Fraction of cells in each 4 mmHg oxygen bin is shown for the normal condition and 3 additional times. The distribution of oxygen tension within all cells exhibited an essentially unimodal shape under the normal condition (normal-red bars) where most cells had oxygen tensions of 10 to 25 mmHg, a small portion of cells located near vessels had higher levels ranging from 35 to 40 mmHg and no cells had an oxygen tension less than 4 mmHg O2. Capillary occlusions induced by VEGF gradually altered the distribution (week 0-blue bars, week 72-yellow bars, week 124-cyan bars). An increasing number of cells turned hypoxic. The broad peak of cells at moderate levels of oxygen decreased and broadened with more cells both at lower oxygen levels with each successive interval and more cells from about 25–30 mmHg in each successive interval. The cell oxygenation distribution gradually morphs from a unimodal distribution to a bimodal oxygenation distribution. Inset figure shows a comparison between normal condition and week 124 using a line-connecting-dot presentation, with finer oxygen tension spacing between two consecutive data points. The inset figure also strikingly shows the transition from unimodal to bimodal distribution as well as peak decreasing and broadening pattern at moderate levels.
Fig 14.
(CASE 1) Flow-Oxygen phase diagram of 362 replicate simulations.

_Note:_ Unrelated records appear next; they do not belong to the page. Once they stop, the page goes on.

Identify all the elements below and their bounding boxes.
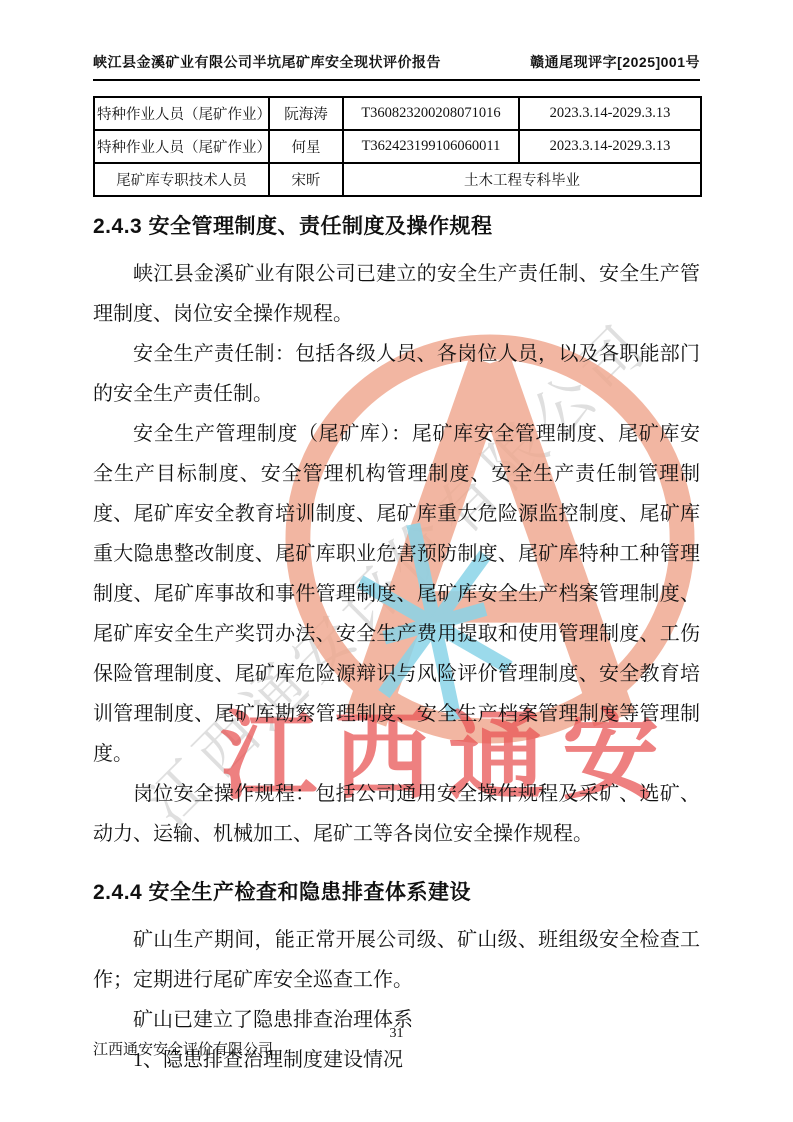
paragraph: 岗位安全操作规程：包括公司通用安全操作规程及采矿、选矿、动力、运输、机械加工、尾… xyxy=(93,774,700,854)
cell-cert-number: T362423199106060011 xyxy=(343,130,519,163)
document-body: 2.4.3 安全管理制度、责任制度及操作规程 峡江县金溪矿业有限公司已建立的安全… xyxy=(93,204,700,1080)
document-page: 江西通安评价有限公司 江西通安 峡江县金溪矿业有限公司半坑尾矿库安全现状评价报告… xyxy=(0,0,793,1122)
cell-name: 宋昕 xyxy=(269,163,343,196)
table-row: 特种作业人员（尾矿作业） 阮海涛 T360823200208071016 202… xyxy=(94,97,701,130)
cell-name: 阮海涛 xyxy=(269,97,343,130)
paragraph: 矿山生产期间，能正常开展公司级、矿山级、班组级安全检查工作；定期进行尾矿库安全巡… xyxy=(93,920,700,1000)
cell-education: 土木工程专科毕业 xyxy=(343,163,701,196)
header-doc-number: 赣通尾现评字[2025]001号 xyxy=(530,52,700,72)
section-heading-243: 2.4.3 安全管理制度、责任制度及操作规程 xyxy=(93,210,700,240)
personnel-table: 特种作业人员（尾矿作业） 阮海涛 T360823200208071016 202… xyxy=(93,96,702,197)
header-report-title: 峡江县金溪矿业有限公司半坑尾矿库安全现状评价报告 xyxy=(93,52,441,72)
header-rule xyxy=(93,79,700,81)
paragraph: 峡江县金溪矿业有限公司已建立的安全生产责任制、安全生产管理制度、岗位安全操作规程… xyxy=(93,254,700,334)
paragraph: 安全生产责任制：包括各级人员、各岗位人员，以及各职能部门的安全生产责任制。 xyxy=(93,334,700,414)
cell-role: 特种作业人员（尾矿作业） xyxy=(94,97,269,130)
cell-name: 何星 xyxy=(269,130,343,163)
cell-validity: 2023.3.14-2029.3.13 xyxy=(519,97,701,130)
cell-cert-number: T360823200208071016 xyxy=(343,97,519,130)
cell-validity: 2023.3.14-2029.3.13 xyxy=(519,130,701,163)
cell-role: 特种作业人员（尾矿作业） xyxy=(94,130,269,163)
section-heading-244: 2.4.4 安全生产检查和隐患排查体系建设 xyxy=(93,876,700,906)
cell-role: 尾矿库专职技术人员 xyxy=(94,163,269,196)
table-row: 特种作业人员（尾矿作业） 何星 T362423199106060011 2023… xyxy=(94,130,701,163)
footer-company-name: 江西通安安全评价有限公司 xyxy=(93,1038,273,1059)
table-row: 尾矿库专职技术人员 宋昕 土木工程专科毕业 xyxy=(94,163,701,196)
page-header: 峡江县金溪矿业有限公司半坑尾矿库安全现状评价报告 赣通尾现评字[2025]001… xyxy=(93,52,700,72)
paragraph: 安全生产管理制度（尾矿库）：尾矿库安全管理制度、尾矿库安全生产目标制度、安全管理… xyxy=(93,414,700,774)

Flow-Oxygen phase diagram describes how total volume inflow rate and oxygen tension evolve with time in all replicate simulations. Color represents simulation stages where bluish circles stand for early stages and reddish ones correspond to later stages. (A) Many simulations show clustering of flow-oxygen states through all monitored time points. Those clusters, quite close to the equilibrium state under normal condition, remained overlapped post the first occlusion. On the contrary, a few simulations displayed a scattered pattern of flow-oxygen states near the end of the simulation with either reduced flow or oxygen tension or both. (B) Temporal trajectories of the scattered points shown in A whose states had either less than 75% initial inflow rate or oxygen tension in year 3, were considered progressive. Simulations that lead to the most severe propagation of capillary occlusions tend to end with both lower than normal flow rates and lower oxygen tension.
Fig 15.
Patency map of the macular capillary network.
The patency map illustrates the probability of each capillary segment remaining open given a specific initial capillary closure. These data are 2 subsets of the 362 replicate simulations in which 2 specific capillaries were occluded. (A) Patency map following CASE1 initial occlusion site shows that a high probability of secondary occlusions is limited to adjacent capillaries, largely those closer to the FAZ (n = 45). (B) Patency map following CASE2 initial occlusion site shows greater probability of broader propagation of injury (n = 30). Color represents the frequency of a capillary segment being patent after 3 years of simulated time since the initial occlusion. Warmer color corresponds to less vulnerability to occlusion, or higher capillary patency.